Sementara itu, Lucia Karina, Direktur Hubungan Masyarakat, Komunikasi, dan Keberlanjutan Coca-Cola Europacific Partners Indonesia (CCEP Indonesia) menyerukan koordinasi menyeluruh dari hulu hingga hilir dan multipihak untuk menyelesaikan permasalahan sampah di Indonesia. Menekankan pentingnya upaya tersebut.
“Untuk upaya mengatasi permasalahan plastik secara efektif, diperlukan pendekatan komprehensif dan kolaboratif yang melibatkan seluruh pemangku kepentingan sepanjang rantai nilai plastik, termasuk pelaku usaha, pemerintah, akademisi, tokoh agama, tokoh masyarakat, media dan masyarakat, atau dikenal dengan konsep kerja sama non-helix,” katanya.
Bagi negara berkembang, kerangka kerja sama harus disesuaikan dengan konteks dan budaya lokal, dengan partisipasi aktif dari sektor informal.

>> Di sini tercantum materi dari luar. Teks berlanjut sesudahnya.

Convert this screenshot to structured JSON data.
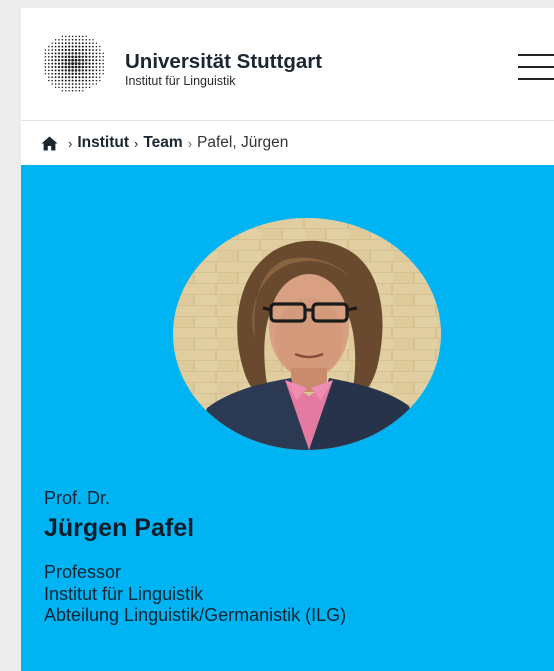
{
  "header": {
    "brand_name": "Universität Stuttgart",
    "brand_sub": "Institut für Linguistik",
    "logo_icon": "university-logo-icon",
    "menu_icon": "hamburger-menu-icon"
  },
  "breadcrumb": {
    "home_icon": "home-icon",
    "items": [
      "Institut",
      "Team"
    ],
    "current": "Pafel, Jürgen",
    "separator": "›"
  },
  "profile": {
    "title": "Prof. Dr.",
    "name": "Jürgen Pafel",
    "roles": [
      "Professor",
      "Institut für Linguistik",
      "Abteilung Linguistik/Germanistik (ILG)"
    ]
  },
  "colors": {
    "hero_background": "#00b4f4",
    "text_dark": "#0e2433",
    "page_background": "#ececec"
  }
}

Perjanjian Plastik Global diharapkan dapat memberikan payung pelindung bagi perkembangan ekonomi hijau di berbagai tempat.
ILBI dirancang untuk memastikan transisi yang komprehensif dan adil untuk mengurangi risiko yang dihadapi dalam proses transisi, terutama dampaknya terhadap UMKM dan pekerja sektor informal pengelolaan sampah.